I have been playing golf for over a year now and was wondering, are there really any big advantages of using one type of golf ball over another? Now I know the really cheap balls out there probably won't perform as well as your name brand type balls. Over the year, I have been going to Golf Smith or Academy to purchase used balls b/c I was losing quite a few. I am getting to the point where I am not losing many at all. 

So my question is, what are the big differences in your name brand golf balls? Does it depend on the golfer? Will certain balls, say Nike, help a certain type of golfer over another or does it really not matter if you have a quality golf ball?


----------



## Golfbum (Oct 14, 2006)

Golfers with slower swing speeds can really benefit from lower compression balls. Such as the Wilson 50. With slower swing speeds you need a lower compression ball in order to compress the ball on the club face.

Higher compression balls such as the PRO V 1X are designed for swing speeds over 100 MPH. Not too many higher indexed amateurs have a swing speed that fast.

Some balls tend to spin more than others. Remember, this might help with approach shots to the greens.
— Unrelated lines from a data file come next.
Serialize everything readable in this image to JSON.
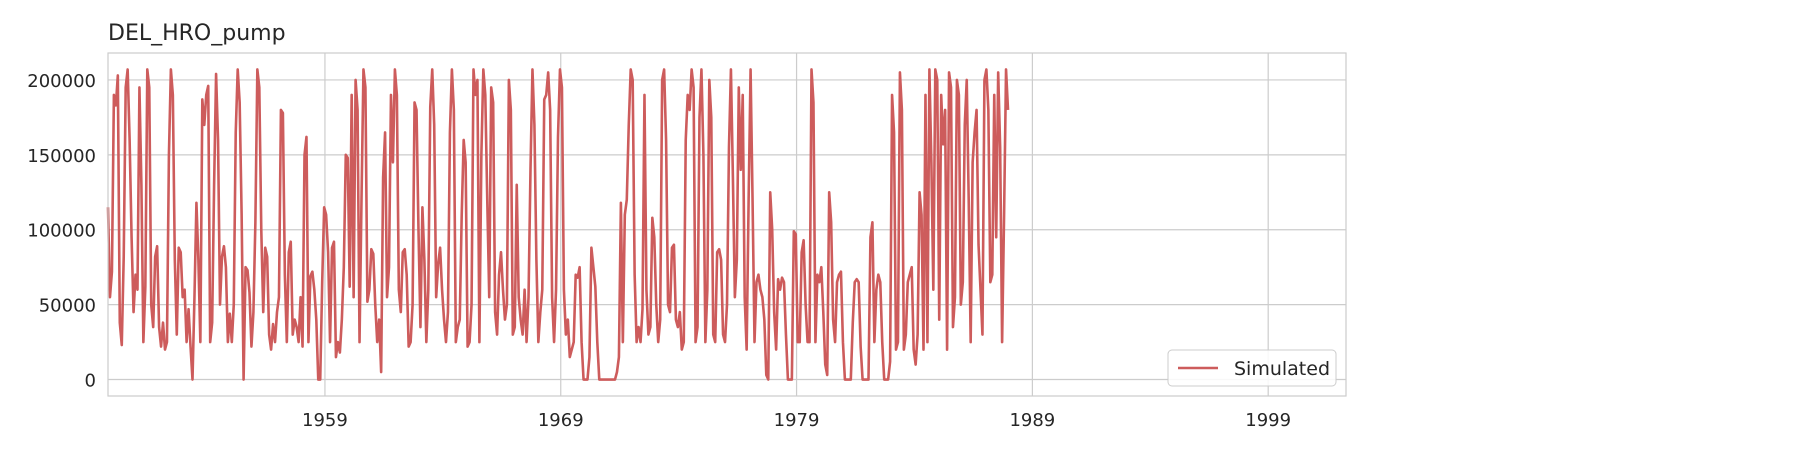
{
  "chart_data": {
    "type": "line",
    "title": "DEL_HRO_pump",
    "xlabel": "",
    "ylabel": "",
    "x_start_year": 1949.8,
    "x_step_months": 1,
    "xlim": [
      1949.8,
      2002.3
    ],
    "ylim": [
      -11000,
      218000
    ],
    "x_ticks": [
      1959,
      1969,
      1979,
      1989,
      1999
    ],
    "x_tick_labels": [
      "1959",
      "1969",
      "1979",
      "1989",
      "1999"
    ],
    "y_ticks": [
      0,
      50000,
      100000,
      150000,
      200000
    ],
    "y_tick_labels": [
      "0",
      "50000",
      "100000",
      "150000",
      "200000"
    ],
    "grid": true,
    "legend": {
      "position": "bottom-right",
      "entries": [
        "Simulated"
      ]
    },
    "series": [
      {
        "name": "Simulated",
        "color": "#cd5c5c",
        "values": [
          115000,
          55000,
          72000,
          190000,
          183000,
          203000,
          38000,
          23000,
          82000,
          195000,
          207000,
          160000,
          95000,
          45000,
          70000,
          60000,
          195000,
          130000,
          25000,
          62000,
          207000,
          195000,
          50000,
          35000,
          82000,
          89000,
          35000,
          22000,
          38000,
          20000,
          25000,
          150000,
          207000,
          190000,
          80000,
          30000,
          88000,
          85000,
          55000,
          60000,
          25000,
          47000,
          22000,
          0,
          55000,
          118000,
          80000,
          25000,
          187000,
          170000,
          190000,
          196000,
          25000,
          38000,
          130000,
          204000,
          160000,
          50000,
          82000,
          89000,
          75000,
          25000,
          44000,
          25000,
          50000,
          165000,
          207000,
          185000,
          110000,
          0,
          75000,
          73000,
          58000,
          22000,
          45000,
          105000,
          207000,
          195000,
          100000,
          45000,
          88000,
          82000,
          30000,
          20000,
          37000,
          25000,
          45000,
          55000,
          180000,
          178000,
          70000,
          25000,
          85000,
          92000,
          30000,
          40000,
          35000,
          25000,
          55000,
          22000,
          150000,
          162000,
          25000,
          69000,
          72000,
          60000,
          40000,
          0,
          0,
          65000,
          115000,
          110000,
          85000,
          25000,
          88000,
          92000,
          15000,
          25000,
          18000,
          40000,
          75000,
          150000,
          148000,
          62000,
          190000,
          55000,
          200000,
          180000,
          25000,
          120000,
          207000,
          195000,
          52000,
          60000,
          87000,
          84000,
          50000,
          25000,
          40000,
          5000,
          135000,
          165000,
          55000,
          75000,
          190000,
          145000,
          207000,
          190000,
          60000,
          45000,
          85000,
          87000,
          70000,
          22000,
          25000,
          50000,
          185000,
          180000,
          100000,
          35000,
          115000,
          80000,
          25000,
          60000,
          182000,
          207000,
          170000,
          55000,
          77000,
          88000,
          60000,
          40000,
          25000,
          45000,
          165000,
          207000,
          180000,
          25000,
          35000,
          40000,
          110000,
          160000,
          145000,
          22000,
          25000,
          50000,
          207000,
          190000,
          200000,
          25000,
          150000,
          207000,
          190000,
          120000,
          55000,
          195000,
          185000,
          45000,
          30000,
          70000,
          85000,
          60000,
          40000,
          50000,
          200000,
          180000,
          30000,
          35000,
          130000,
          55000,
          40000,
          30000,
          60000,
          25000,
          55000,
          140000,
          207000,
          170000,
          80000,
          25000,
          45000,
          60000,
          187000,
          190000,
          205000,
          180000,
          55000,
          25000,
          60000,
          162000,
          207000,
          195000,
          60000,
          30000,
          40000,
          15000,
          20000,
          25000,
          70000,
          68000,
          75000,
          25000,
          0,
          0,
          0,
          15000,
          88000,
          75000,
          62000,
          25000,
          0,
          0,
          0,
          0,
          0,
          0,
          0,
          0,
          0,
          5000,
          15000,
          118000,
          25000,
          110000,
          120000,
          170000,
          207000,
          200000,
          70000,
          25000,
          35000,
          25000,
          47000,
          190000,
          60000,
          30000,
          35000,
          108000,
          95000,
          50000,
          25000,
          40000,
          200000,
          207000,
          160000,
          50000,
          45000,
          88000,
          90000,
          40000,
          35000,
          45000,
          20000,
          25000,
          160000,
          190000,
          180000,
          207000,
          195000,
          25000,
          35000,
          175000,
          207000,
          150000,
          25000,
          60000,
          200000,
          175000,
          30000,
          25000,
          85000,
          87000,
          80000,
          30000,
          25000,
          50000,
          155000,
          207000,
          135000,
          55000,
          80000,
          195000,
          140000,
          190000,
          55000,
          20000,
          120000,
          207000,
          120000,
          25000,
          65000,
          70000,
          60000,
          55000,
          40000,
          3000,
          0,
          125000,
          100000,
          45000,
          20000,
          67000,
          60000,
          68000,
          65000,
          30000,
          0,
          0,
          0,
          99000,
          97000,
          25000,
          25000,
          85000,
          93000,
          50000,
          25000,
          25000,
          207000,
          185000,
          25000,
          70000,
          65000,
          75000,
          45000,
          10000,
          3000,
          125000,
          105000,
          40000,
          25000,
          65000,
          70000,
          72000,
          25000,
          0,
          0,
          0,
          0,
          38000,
          65000,
          67000,
          65000,
          22000,
          0,
          0,
          0,
          0,
          95000,
          105000,
          25000,
          60000,
          70000,
          65000,
          25000,
          0,
          0,
          0,
          12000,
          190000,
          165000,
          20000,
          25000,
          205000,
          180000,
          20000,
          30000,
          65000,
          70000,
          75000,
          20000,
          10000,
          30000,
          125000,
          110000,
          20000,
          190000,
          25000,
          207000,
          145000,
          60000,
          207000,
          200000,
          40000,
          190000,
          157000,
          180000,
          20000,
          205000,
          195000,
          35000,
          55000,
          200000,
          190000,
          50000,
          65000,
          170000,
          200000,
          120000,
          25000,
          145000,
          165000,
          180000,
          90000,
          60000,
          30000,
          200000,
          207000,
          180000,
          65000,
          70000,
          190000,
          95000,
          205000,
          155000,
          25000,
          110000,
          207000,
          180000
        ]
      }
    ]
  }
}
But if you tend to slice then it can hurt you. Plus the fact if you do not spin a ball much with your higher lofted clubs then you will not gain much by using a high spin ball such as the PRO V.
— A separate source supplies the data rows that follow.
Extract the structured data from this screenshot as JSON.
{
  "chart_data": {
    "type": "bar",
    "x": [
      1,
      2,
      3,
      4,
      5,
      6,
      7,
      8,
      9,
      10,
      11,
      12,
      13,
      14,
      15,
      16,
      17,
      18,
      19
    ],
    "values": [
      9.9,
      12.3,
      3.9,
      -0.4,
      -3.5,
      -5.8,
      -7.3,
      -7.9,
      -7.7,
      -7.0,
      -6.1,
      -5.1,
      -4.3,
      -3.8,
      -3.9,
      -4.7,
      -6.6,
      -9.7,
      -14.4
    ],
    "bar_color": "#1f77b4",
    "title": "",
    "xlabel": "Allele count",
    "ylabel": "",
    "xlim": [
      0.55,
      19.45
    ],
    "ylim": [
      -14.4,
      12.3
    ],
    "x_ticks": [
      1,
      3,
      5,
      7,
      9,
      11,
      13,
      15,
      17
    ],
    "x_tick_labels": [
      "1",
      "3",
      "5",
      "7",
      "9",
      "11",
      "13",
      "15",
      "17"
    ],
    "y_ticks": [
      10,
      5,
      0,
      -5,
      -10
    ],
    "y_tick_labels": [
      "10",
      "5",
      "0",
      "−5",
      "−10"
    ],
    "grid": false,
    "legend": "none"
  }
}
Your best option would be to try some different balls.
Buy a sleeve of different makes of balls, such at Pro V, Wilson 50, Nikes, Top Flite D2's etc etc.

Then go play. Play with a different ball every 3 holes and see which ones perform the best for you off the driver, irons and putter. Narrow down your selection to 2 or 3 balls. Then play 18 holes with one brand of ball. Then 18 with another until you decide which one works best for you.

If you play in cold weather you have to factor in that too. I play in temperatures below 40 F at times and I find a low compression ball is best for those temperatures.

There are many high quality low priced balls on the market now. Do not discount the new Top Flite D2's. Although they are a low priced ball they perform well. I have played them and they were just as good as the Titleist NXT's I used to swear by.

Experiment until you find the ball which works best for your swing speed, ball flight and putting. Then stock up!


----------



## Platinum_Shafts (Aug 15, 2007)

I think I'll stay out of this conversation....good luck you guys lol.


----------



## Golfbum (Oct 14, 2006)

Platinum_Shafts said:


> I think I'll staqy out of this conversation....good luck you guys lol.


Come on Tony, tell us how you came to the conclusion that the Maxfli Tour Fire was the ball for you  I would assume you tried other balls before deciding that the Fire was right for your game. Am I correct?


----------



## Platinum_Shafts (Aug 15, 2007)

Golfbum said:


> Come on Tony, tell us how you came to the conclusion that the Maxfli Tour Fire was the ball for you  I would assume you tried other balls before deciding that the Fire was right for your game. Am I correct?



LOL...pretty much. It was the ball; that for myself, I hit the furthest combined with its elasticism on the putting green. A soft enough ball for my putting stroke, yet giving me the absolute best distance for my full swing. (Plus I like the color of the box they come in) ...jus kiddn


----------



## Golfbum (Oct 14, 2006)

Platinum_Shafts said:


> LOL...pretty much. It was the ball; that for myself, I hit the furthest combined with its elasticism on the putting green. A soft enough ball for my putting stroke, yet giving me the absolute best distance for my full swing. (Plus I like the color of the box they come in) ...jus kiddn


I rest my case  You have found the ball that best suits your game. 
That is one ball I have never tried, I might have to buy a sleeve in the spring and see what they are like.


----------